I have no idea if it's true or not but I heard the rumours irl looooong before they ever got online. That absolutely does not mean it's true, but it's strange that there's such an aggressive and seemingly coordinated push to pretend that Giles Coren originated the rumour, or that girl on Twitter who was a Meghan fan originated the rumour, and to link the rumour to Meghan when it predates her relationship with Harry.
I tried to look for gossip on Twitter and I found something like 50 tweets all sent from separate accounts saying (with basically identical wording) "Giles Coren admitted he made it up after a lunch with Meghan." That to me is far far more suspicious and interesting gossip-wise than Will and Rose, who is the person orchestrating for 50 separate Twitter accounts to copy and paste the same lie? Only someone with an agenda uses astroturfing to that extent.
It's scary, because okay it might just be celeb gossip to most people, but all the stuff with Trump and Jan 6th and fake news and social media shows how very dangerous it is for people to manipulate the general public/social media by astroturfing lies. It's so easy to create a lie just by making a few dozen Twitter accounts pretending to be lots of different people and tweet the same lie from all of them. It's scary how gullible people are that they see a lie repeated over and over, and don't question to check for themselves.

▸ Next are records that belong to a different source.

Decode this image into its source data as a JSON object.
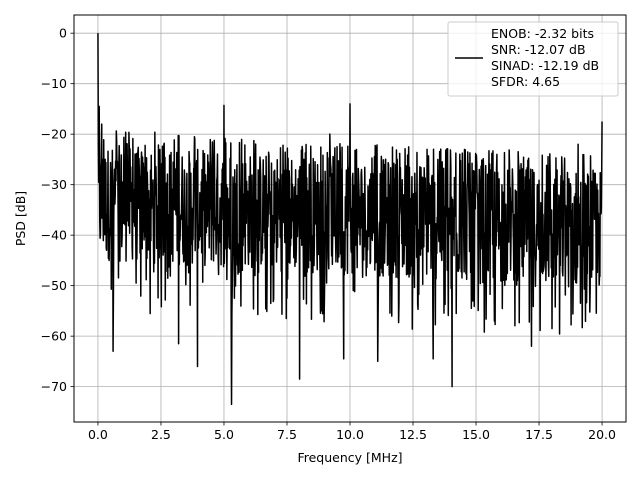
{
  "chart_data": {
    "type": "line",
    "xlabel": "Frequency [MHz]",
    "ylabel": "PSD [dB]",
    "xlim": [
      -0.95,
      20.95
    ],
    "ylim": [
      -77,
      3.6
    ],
    "xticks": [
      0.0,
      2.5,
      5.0,
      7.5,
      10.0,
      12.5,
      15.0,
      17.5,
      20.0
    ],
    "xtick_labels": [
      "0.0",
      "2.5",
      "5.0",
      "7.5",
      "10.0",
      "12.5",
      "15.0",
      "17.5",
      "20.0"
    ],
    "yticks": [
      0,
      -10,
      -20,
      -30,
      -40,
      -50,
      -60,
      -70
    ],
    "ytick_labels": [
      "0",
      "−10",
      "−20",
      "−30",
      "−40",
      "−50",
      "−60",
      "−70"
    ],
    "grid": true,
    "legend": {
      "placement": "top-right",
      "lines": [
        "ENOB: -2.32 bits",
        "SNR: -12.07 dB",
        "SINAD: -12.19 dB",
        "SFDR: 4.65"
      ]
    },
    "series": [
      {
        "color": "#000000",
        "noise_floor_db": -36,
        "peaks": [
          {
            "x": 0.0,
            "y": 0.0
          },
          {
            "x": 0.05,
            "y": -14.5
          },
          {
            "x": 0.15,
            "y": -18
          },
          {
            "x": 0.6,
            "y": -63
          },
          {
            "x": 3.2,
            "y": -61.5
          },
          {
            "x": 3.95,
            "y": -66
          },
          {
            "x": 5.0,
            "y": -14.3
          },
          {
            "x": 5.3,
            "y": -73.5
          },
          {
            "x": 8.0,
            "y": -68.5
          },
          {
            "x": 9.2,
            "y": -20
          },
          {
            "x": 9.75,
            "y": -64.5
          },
          {
            "x": 10.0,
            "y": -14
          },
          {
            "x": 11.1,
            "y": -65
          },
          {
            "x": 13.3,
            "y": -64.5
          },
          {
            "x": 14.05,
            "y": -70
          },
          {
            "x": 17.2,
            "y": -62
          },
          {
            "x": 19.05,
            "y": -22
          },
          {
            "x": 20.0,
            "y": -17.5
          }
        ]
      }
    ]
  }
}
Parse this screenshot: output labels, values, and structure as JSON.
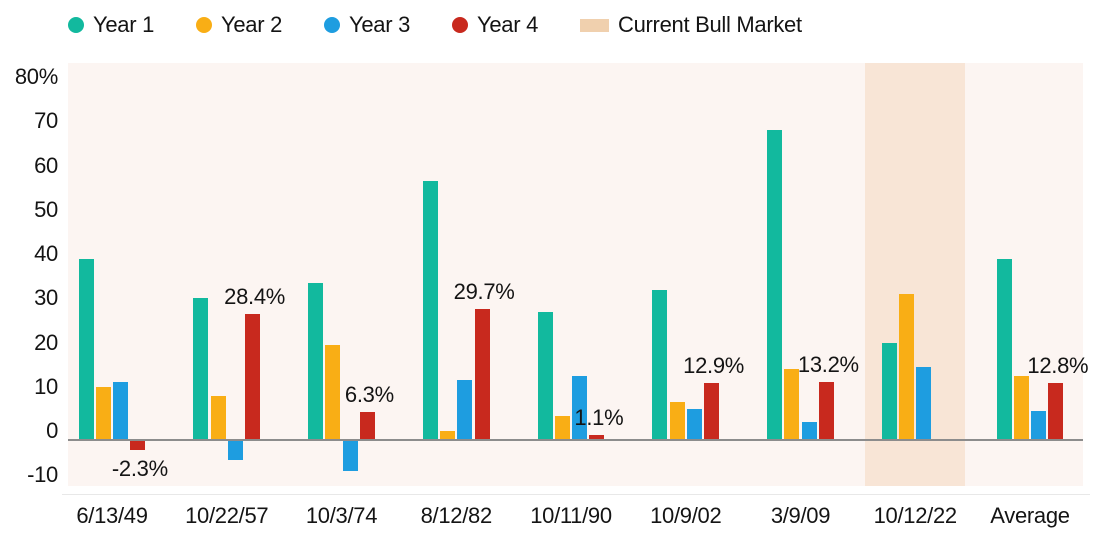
{
  "legend": {
    "items": [
      {
        "label": "Year 1",
        "color": "#12b99e",
        "shape": "circle"
      },
      {
        "label": "Year 2",
        "color": "#f9ae15",
        "shape": "circle"
      },
      {
        "label": "Year 3",
        "color": "#1e9de0",
        "shape": "circle"
      },
      {
        "label": "Year 4",
        "color": "#c8291e",
        "shape": "circle"
      },
      {
        "label": "Current Bull Market",
        "color": "#f0d0ae",
        "shape": "square"
      }
    ]
  },
  "chart_data": {
    "type": "bar",
    "title": "",
    "categories": [
      "6/13/49",
      "10/22/57",
      "10/3/74",
      "8/12/82",
      "10/11/90",
      "10/9/02",
      "3/9/09",
      "10/12/22",
      "Average"
    ],
    "series": [
      {
        "name": "Year 1",
        "color": "#12b99e",
        "values": [
          41,
          32,
          35.5,
          58.5,
          29,
          34,
          70,
          22,
          41
        ]
      },
      {
        "name": "Year 2",
        "color": "#f9ae15",
        "values": [
          12,
          10,
          21.5,
          2,
          5.5,
          8.5,
          16,
          33,
          14.5
        ]
      },
      {
        "name": "Year 3",
        "color": "#1e9de0",
        "values": [
          13,
          -4.5,
          -7,
          13.5,
          14.5,
          7,
          4,
          16.5,
          6.5
        ]
      },
      {
        "name": "Year 4",
        "color": "#c8291e",
        "values": [
          -2.3,
          28.4,
          6.3,
          29.7,
          1.1,
          12.9,
          13.2,
          null,
          12.8
        ]
      }
    ],
    "data_labels": [
      "-2.3%",
      "28.4%",
      "6.3%",
      "29.7%",
      "1.1%",
      "12.9%",
      "13.2%",
      null,
      "12.8%"
    ],
    "yticks": [
      "80%",
      "70",
      "60",
      "50",
      "40",
      "30",
      "20",
      "10",
      "0",
      "-10"
    ],
    "ylim": [
      -10.4,
      85.2
    ],
    "grid": false,
    "legend_position": "top",
    "highlight_band": {
      "category": "10/12/22",
      "label": "Current Bull Market",
      "color": "#f8e5d6"
    },
    "colors": {
      "plot_bg": "#fcf5f2",
      "axis_line": "#8c8c8c",
      "text": "#141414",
      "bottom_rule": "#e8e8e8"
    }
  }
}
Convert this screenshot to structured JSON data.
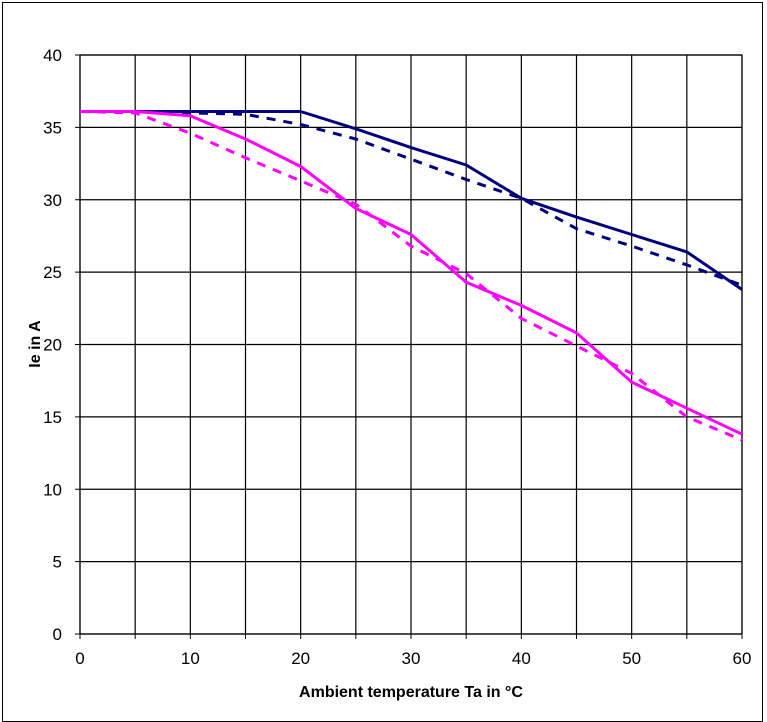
{
  "chart_data": {
    "type": "line",
    "title": "",
    "xlabel": "Ambient temperature Ta in °C",
    "ylabel": "Ie in A",
    "xlim": [
      0,
      60
    ],
    "ylim": [
      0,
      40
    ],
    "x_ticks": [
      0,
      10,
      20,
      30,
      40,
      50,
      60
    ],
    "y_ticks": [
      0,
      5,
      10,
      15,
      20,
      25,
      30,
      35,
      40
    ],
    "grid": true,
    "legend": "none",
    "series": [
      {
        "color": "#000080",
        "style": "solid",
        "x": [
          0,
          5,
          10,
          15,
          20,
          25,
          30,
          35,
          40,
          45,
          50,
          55,
          60
        ],
        "values": [
          36.1,
          36.1,
          36.1,
          36.1,
          36.1,
          34.9,
          33.6,
          32.4,
          30.1,
          28.8,
          27.6,
          26.4,
          23.8
        ]
      },
      {
        "color": "#000080",
        "style": "dashed",
        "x": [
          0,
          5,
          10,
          15,
          20,
          25,
          30,
          35,
          40,
          45,
          50,
          55,
          60
        ],
        "values": [
          36.1,
          36.1,
          36.0,
          35.9,
          35.2,
          34.2,
          32.8,
          31.4,
          30.1,
          28.0,
          26.8,
          25.5,
          24.1
        ]
      },
      {
        "color": "#ff00ff",
        "style": "solid",
        "x": [
          0,
          5,
          10,
          15,
          20,
          25,
          30,
          35,
          40,
          45,
          50,
          55,
          60
        ],
        "values": [
          36.1,
          36.1,
          35.8,
          34.2,
          32.3,
          29.4,
          27.6,
          24.3,
          22.7,
          20.8,
          17.4,
          15.6,
          13.8
        ]
      },
      {
        "color": "#ff00ff",
        "style": "dashed",
        "x": [
          0,
          5,
          10,
          15,
          20,
          25,
          30,
          35,
          40,
          45,
          50,
          55,
          60
        ],
        "values": [
          36.1,
          36.0,
          34.6,
          32.9,
          31.3,
          29.7,
          26.8,
          24.9,
          21.8,
          19.9,
          18.0,
          15.0,
          13.4
        ]
      }
    ]
  }
}
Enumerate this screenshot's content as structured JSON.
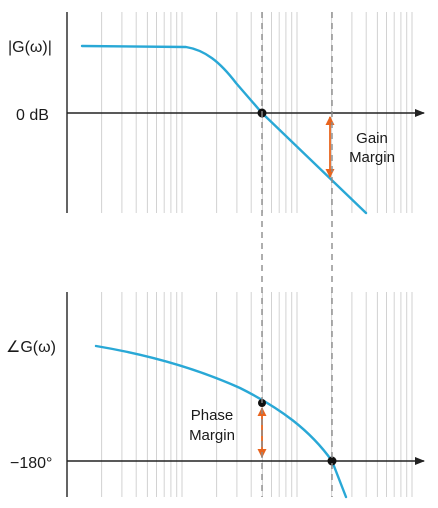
{
  "magnitude_plot": {
    "ylabel": "|G(ω)|",
    "ref_label": "0 dB"
  },
  "phase_plot": {
    "ylabel": "∠G(ω)",
    "ref_label": "−180°"
  },
  "annotations": {
    "gain_margin": {
      "line1": "Gain",
      "line2": "Margin"
    },
    "phase_margin": {
      "line1": "Phase",
      "line2": "Margin"
    }
  },
  "colors": {
    "curve": "#29a8d6",
    "margin_arrow": "#e8641e",
    "dashed": "#8c8c8c",
    "grid": "#d2d2d2",
    "axis": "#222222",
    "marker": "#111111"
  }
}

I detest Giles Coren but anyone can google and read both his original tweet and his "retraction", which wasn't really a retraction at all. (The retraction, which has been framed as "Giles admitted he made it up" literally just said something like "I'd been at a boozy lunch for journalists where everyone was discussing the rumour, got drunk, and tweeted. I don't know William so I have no idea if it's true or not.") Now he'd obviously been told to retract as his original tweet caused such a shitstorm, but that's pretty interesting wording for a "retraction", isn't it? Giles managed to shoehorn in the fact an entire room of journalists were discussing the affair rumour (so the exact opposite of "Giles admitted he made it up" - clearly Giles wasn't the originator, if he learned it from a roomful of journalists), and he made a point of saying he didn't know if it was true or not.
I do wonder why Giles felt the need to mention that the affair is being widely discussed by journalists in his "retraction"?
And I wonder where the "Giles admitted he made it up after a lunch with Meghan" statement being astroturfed on Twitter came from, since Meghan very obviously wasn't at a lunch for journalists.
The other aspect is that everyone is focusing on Giles and never mentions Tom Sykes, who actually wrote a full article about the affair saying an earl's daughter had told him during a fancy dinner that William was having an affair with Rose, and that he'd subsequently had the affair confirmed by two other people he considered reliable sources. Tom Sykes is an actual aristocrat (he's the great-grandson of 6th Baronet, Sir Tatton Mark Sykes, and his family were close friends with the former King) and a full-time royal reporter. He's also very anti-Meghan, which demolishes the idea that Meghan was behind the story.
It's also weird how much Rose's brother's press statement (saying that William and Rose are close platonic friends and often have dinner together just the two of them) has been hushed up. Even on gossip blogs, no one ever mentions Tom's article or Rose's brother's statement, all the attention goes to Giles which I'm sure he loves but doesn't deserve, since he really is very irrelevant. What's the agenda in trying to detract attention away from Tom's article and Rose's brother's statement and onto Giles's silly tweets?